Over the last few decades, though, basic science clarified the mechanism of action, and clinical trials in the most arthritic subgroups demonstrated equal pain relief between glucosamine and chondroitin and expensive anti-inflammatory drugs.

The supplements worked by increasing the production of charged sugars in the articular cartilage matrix of joints. These sugars attracted water, hydrating the cartilage and surrounding tissues. Glucosamine and chondroitin were the key building blocks to produce the normal lubricants of the joint called hyaluronic acid. And glucosamine and chondroitin affected the genes, upregulating specific genetic activity involved in maintaining the health of joint tissues. But they were not effective enough to stop arthritis, or restore damaged cartilage to health.
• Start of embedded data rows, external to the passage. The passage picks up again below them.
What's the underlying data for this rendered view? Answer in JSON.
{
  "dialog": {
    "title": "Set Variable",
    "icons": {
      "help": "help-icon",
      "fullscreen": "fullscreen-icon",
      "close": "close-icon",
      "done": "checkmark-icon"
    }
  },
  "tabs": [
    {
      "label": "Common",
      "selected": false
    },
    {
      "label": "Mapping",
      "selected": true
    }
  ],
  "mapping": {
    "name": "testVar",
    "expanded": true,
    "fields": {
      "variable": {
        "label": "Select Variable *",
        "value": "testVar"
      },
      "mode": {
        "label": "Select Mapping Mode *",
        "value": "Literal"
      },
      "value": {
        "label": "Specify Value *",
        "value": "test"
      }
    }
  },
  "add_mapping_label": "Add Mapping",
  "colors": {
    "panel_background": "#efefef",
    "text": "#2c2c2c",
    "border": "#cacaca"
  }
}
And damaged cartilage leads to inflammation and pain.

Until recently, few other supplements showed adequate benefits. But this is about to change, as leading-edge science shows that modifications of inflammation itself may actually permit cartilage regeneration. This is a completely novel concept, as traditional orthopaedic science taught that articular cartilage had no healing potential.

There is now emerging evidence that some other supplements affect inflammation in novel ways. Some may clear away dead cells (called senolytic cells). These cells, in the process of dying, release degradative enzymes into the joint tissues. In arthritic tissues (as well as in other diseases), the natural process that allows new cells to build restorative tissues is overwhelmed by these toxins. This causes damage to the surrounding tissue as well as irritation, leading to painful inflammation. Pioneering work, led by Jonny Huard Ph.D., is demonstrating that if senolytic cells are cleared away with certain anti-inflammatory supplements the tissues can rebuild themselves — even the articular cartilage of joints.

Various medications used for blood pressure control, infection, and other problems may also have a role in conditioning the tissues to be receptive to anti-inflammation supplements. Again, this is a novel concept: Who would have thought that a blood pressure medication, or an antibiotic, could affect musculoskeletal tissues in unexpected and helpful ways?

The confusing part of the puzzle is that inflammation has both good and bad features. Inflammatory cells kill cancer cells, which pop up in our bodies every day. They control harmful bacteria that escape from our gut or mouth into our bloodstream. Inflammation is a normal part of wound healing. It is becoming clear that inflammation has a wide range of features, is far more complex than we thought, and can be viewed as good or bad depending on its specific locations and situations.

Overloading ourselves with anti-inflammatory diets, supplements, and drugs is probably not the best strategy for longevity. But selectively targeting specific tissues with just the right combination of supplements and drugs may make our joints happier, lives longer, and surgeons less busy.

Dr. Kevin R. Stone is an orthopedic surgeon at The Stone Clinic and chairman of the Stone Research Foundation in San Francisco.